6 Dec 2011

What is Stuxnet?

As MIT warns the power grid of the United States needs a cyber shield, Technology Producer Geoff White looks at the threat posed by the most serious cyber infrastructure attack ever: Stuxnet.

What is Stuxnet? (Getty)

I recently re-watched Dr Strangelove, Stanley Kubrick’s dark, Cold War comedy about a military industrial-complex as it races towards Mutually Assured Destruction.

Times change, defence contractors don’t. Every generation of military lobbyists finds a mortal threat to justify its existence, and today’s is summed up by the term “cyber” (if you doubt how seriously this is being taken in defence circles, check out the title of a recent post on the Cyber Defence & Network Security website: “Are We Heading Towards A Digital 9/11? – requires registration).

What the defence industry needed was a bogeyman to personify this threat, and it came in the form of Stuxnet – a fiendishly complex computer virus which damaged an Iranian nuclear facility. Finally, here was a computer security breach which had tangible, physical consequences.

Last weekend saw the publication of another major piece on the subject, this time from Christopher Goodwin of the Sunday Times, who interviewed Ralph Langner (paywall), an IT security specialist who’s done sterling work on analysing Stuxnet.

Every generation of military lobbyists finds a mortal threat to justify its existence.

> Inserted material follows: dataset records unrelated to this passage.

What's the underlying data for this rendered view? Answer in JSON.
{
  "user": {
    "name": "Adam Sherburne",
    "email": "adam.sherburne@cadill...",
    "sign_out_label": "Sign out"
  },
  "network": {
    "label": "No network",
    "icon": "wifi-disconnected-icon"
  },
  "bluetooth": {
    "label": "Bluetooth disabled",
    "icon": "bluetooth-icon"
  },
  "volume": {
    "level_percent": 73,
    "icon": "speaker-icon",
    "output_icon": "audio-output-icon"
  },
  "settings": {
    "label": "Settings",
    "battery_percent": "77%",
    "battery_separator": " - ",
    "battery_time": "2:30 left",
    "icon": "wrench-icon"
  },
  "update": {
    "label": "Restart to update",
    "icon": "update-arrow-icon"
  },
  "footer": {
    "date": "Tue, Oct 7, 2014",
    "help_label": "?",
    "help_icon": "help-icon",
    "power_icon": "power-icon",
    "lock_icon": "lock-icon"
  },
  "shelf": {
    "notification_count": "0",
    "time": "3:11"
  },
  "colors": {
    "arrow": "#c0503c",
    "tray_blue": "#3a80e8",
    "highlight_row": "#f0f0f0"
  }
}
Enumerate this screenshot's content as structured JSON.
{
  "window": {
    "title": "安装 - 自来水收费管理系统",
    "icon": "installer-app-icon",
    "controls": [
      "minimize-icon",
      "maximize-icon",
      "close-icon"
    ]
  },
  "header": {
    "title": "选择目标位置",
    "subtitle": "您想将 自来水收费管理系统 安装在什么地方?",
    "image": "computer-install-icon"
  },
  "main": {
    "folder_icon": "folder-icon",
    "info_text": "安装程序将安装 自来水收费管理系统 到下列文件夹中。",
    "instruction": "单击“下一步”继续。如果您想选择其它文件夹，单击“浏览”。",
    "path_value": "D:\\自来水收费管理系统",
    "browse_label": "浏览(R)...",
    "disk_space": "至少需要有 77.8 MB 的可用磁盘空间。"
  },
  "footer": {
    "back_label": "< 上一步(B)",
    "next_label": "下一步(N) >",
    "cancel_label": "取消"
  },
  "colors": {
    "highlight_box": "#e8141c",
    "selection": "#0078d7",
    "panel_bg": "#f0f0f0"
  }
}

Goodwin’s piece was light on new information, but it was a good read and it gives the opportunity to look once again at what we know (and what we assume) about Stuxnet.

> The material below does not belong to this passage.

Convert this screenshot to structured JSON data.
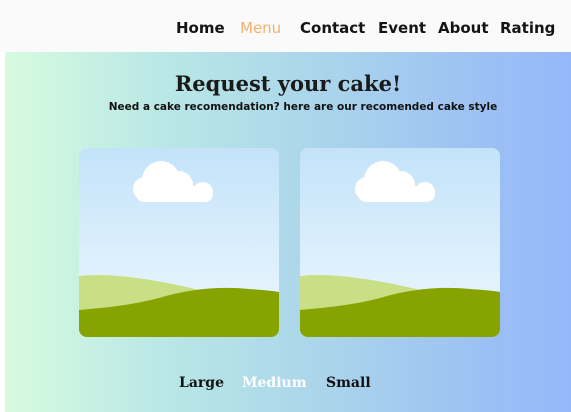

The usual script is that it was a targeted piece of “weaponised IT” designed by Israel and the US to disrupt centrifuges inside an Iranian nuclear enrichment facility (thereby harming Iran’s nuclear weapons programme).

The threat of cyber attack (Getty)

The theories

As far as I know, no-one has definitively pinned Stuxnet on the US and/or Israel. The logic behind the assumption is that the aggressor needed to be someone with a fear of Iranian nuclear capability and a lot of cash to spend on designing a virus. But in my view that doesn’t necessarily mean just Israel and the US – it includes many other Middle Eastern countries too.

What does seem to hold water from the US/Israel theory is that Stuxnet was actually the work done of two separate entities. For a start, Stuxnet was composed of two elements – the delivery mechanism and the destructive software itself (think of the former as the missile and the latter as the warhead attached to the top).

While the “warhead” was indeed very specifically targeted on the Siemens computer system controlling the facility, the virus which was used to get that “warhead” inside was actually quite indiscriminate – it turned up in many countries, but the “warhead” was only triggered when it got to Iran. Is the group which spent hundreds of hours designing a “warhead” which targeted such a specific objective really the same group which attached it to such a clumsy virus? IT security professionals I’ve spoken to think not.

The second compelling reason for believing Stuxnet was the servant of two masters comes from computer security software firm Symantec. It recently found that the Stuxnet virus code was being used without the original, Iran-focused “warhead” (Symantec named this new twist “Duqu”). Whoever designed Stuxnet is now either re-using the code or licensing its adaptation as Duqu, which targeted half a dozen European chemical companies in order to exfiltrate information. So it seems the missile maker and the warhead designer have parted company.